①「アセトアミノフェンは小さな子どもから高齢者まで服用できる」の落とし穴
コロナ禍で解熱鎮痛薬の「アセトアミノフェン」が広く知られるようになりました。有効成分として、アセトアミノフェンのみを含むOTC医薬品にタイレノールAという商品があります。
ある日、鈴木さんの薬局にタイレノールAの購入を希望する40代の女性がやってきて 、「12歳の子どもが発熱した」と言います。一見、問題なさそうに思えますが、鈴木さんは女性に別の商品をすすめました。
「タイレノールAは15歳以上の人は服用できますが、15歳未満の人は服用できません。そこで、7歳から服用可能なノーシンアセトアミノフェン錠を紹介しました」(鈴木さん)
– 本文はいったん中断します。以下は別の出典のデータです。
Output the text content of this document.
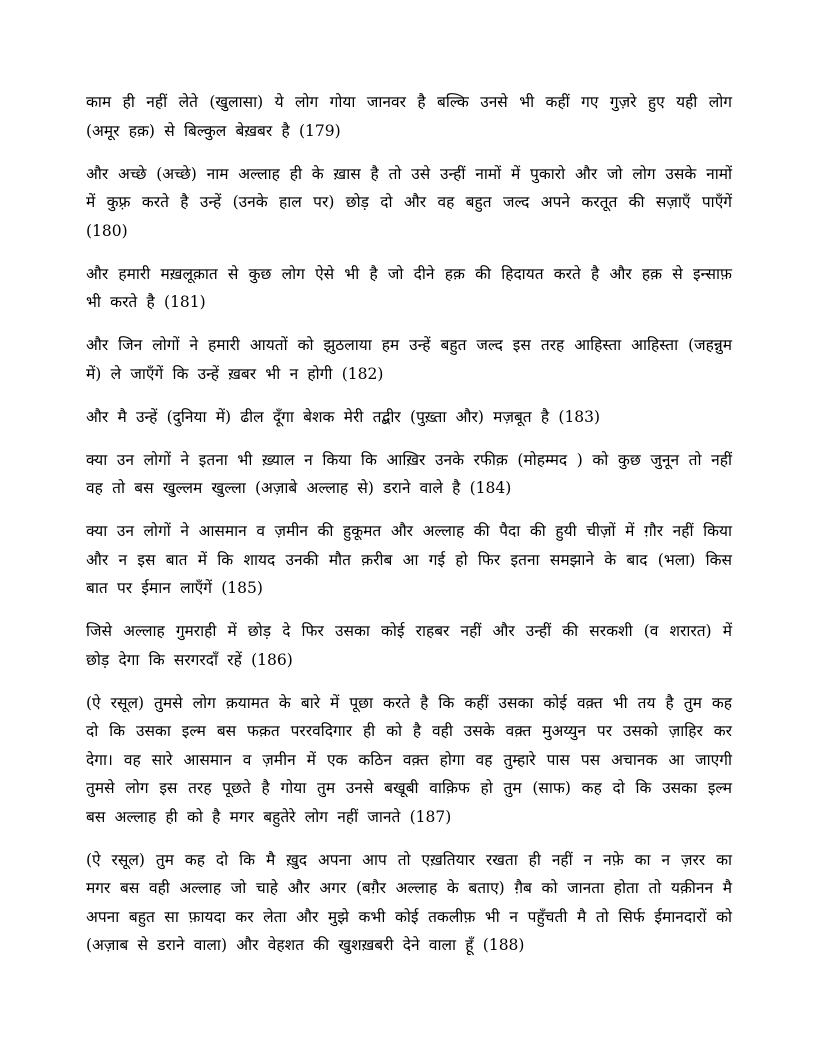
काम ही नहीं लेते (खुलासा) ये लोग गोया जानवर है बल्कि उनसे भी कहीं गए गुज़रे हुए यही लोग (अमूर हक़) से बिल्कुल बेख़बर है (179)

और अच्छे (अच्छे) नाम अल्लाह ही के ख़ास है तो उसे उन्हीं नामों में पुकारो और जो लोग उसके नामों में कुफ़्र करते है उन्हें (उनके हाल पर) छोड़ दो और वह बहुत जल्द अपने करतूत की सज़ाएँ पाएँगें (180)

और हमारी मख़लूक़ात से कुछ लोग ऐसे भी है जो दीने हक़ की हिदायत करते है और हक़ से इन्साफ़ भी करते है (181)

और जिन लोगों ने हमारी आयतों को झुठलाया हम उन्हें बहुत जल्द इस तरह आहिस्ता आहिस्ता (जहन्नुम में) ले जाएँगें कि उन्हें ख़बर भी न होगी (182)

और मै उन्हें (दुनिया में) ढील दूँगा बेशक मेरी तद्बीर (पुख़्ता और) मज़बूत है (183)

क्या उन लोगों ने इतना भी ख़्याल न किया कि आख़िर उनके रफीक़ (मोहम्मद ) को कुछ जुनून तो नहीं वह तो बस खुल्लम खुल्ला (अज़ाबे अल्लाह से) डराने वाले है (184)

क्या उन लोगों ने आसमान व ज़मीन की हुकूमत और अल्लाह की पैदा की हुयी चीज़ों में ग़ौर नहीं किया और न इस बात में कि शायद उनकी मौत क़रीब आ गई हो फिर इतना समझाने के बाद (भला) किस बात पर ईमान लाएँगें (185)

जिसे अल्लाह गुमराही में छोड़ दे फिर उसका कोई राहबर नहीं और उन्हीं की सरकशी (व शरारत) में छोड़ देगा कि सरगरदाँ रहें (186)

(ऐ रसूल) तुमसे लोग क़यामत के बारे में पूछा करते है कि कहीं उसका कोई वक़्त भी तय है तुम कह दो कि उसका इल्म बस फक़त पररवदिगार ही को है वही उसके वक़्त मुअय्युन पर उसको ज़ाहिर कर देगा। वह सारे आसमान व ज़मीन में एक कठिन वक़्त होगा वह तुम्हारे पास पस अचानक आ जाएगी तुमसे लोग इस तरह पूछते है गोया तुम उनसे बखूबी वाक़िफ हो तुम (साफ) कह दो कि उसका इल्म बस अल्लाह ही को है मगर बहुतेरे लोग नहीं जानते (187)

(ऐ रसूल) तुम कह दो कि मै ख़ुद अपना आप तो एख़तियार रखता ही नहीं न नफ़े का न ज़रर का मगर बस वही अल्लाह जो चाहे और अगर (बग़ैर अल्लाह के बताए) ग़ैब को जानता होता तो यक़ीनन मै अपना बहुत सा फ़ायदा कर लेता और मुझे कभी कोई तकलीफ़ भी न पहुँचती मै तो सिर्फ ईमानदारों को (अज़ाब से डराने वाला) और वेहशत की खुशख़बरी देने वाला हूँ (188)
女性は、アセトアミノフェンならどの商品でも、小さな子どもから高齢者まで服用できると思っていたそうです。アセトアミノフェンが幅広い年齢の方でも服用できるという女性の認識は間違っていませんでしたが、年齢にあった用量の商品を選ぶという視点が抜けてしまっていたようです。
「OTC医薬品を選ぶときは、その商品を使用できる年齢かどうかの確認が大切です」(鈴木さん)
OTC医薬品は種類が多く、商品によって服用できる年齢がさまざまです。特に子どもの薬選びの際には、店頭にいる薬剤師などの専門家に聞いてみるとより安心です。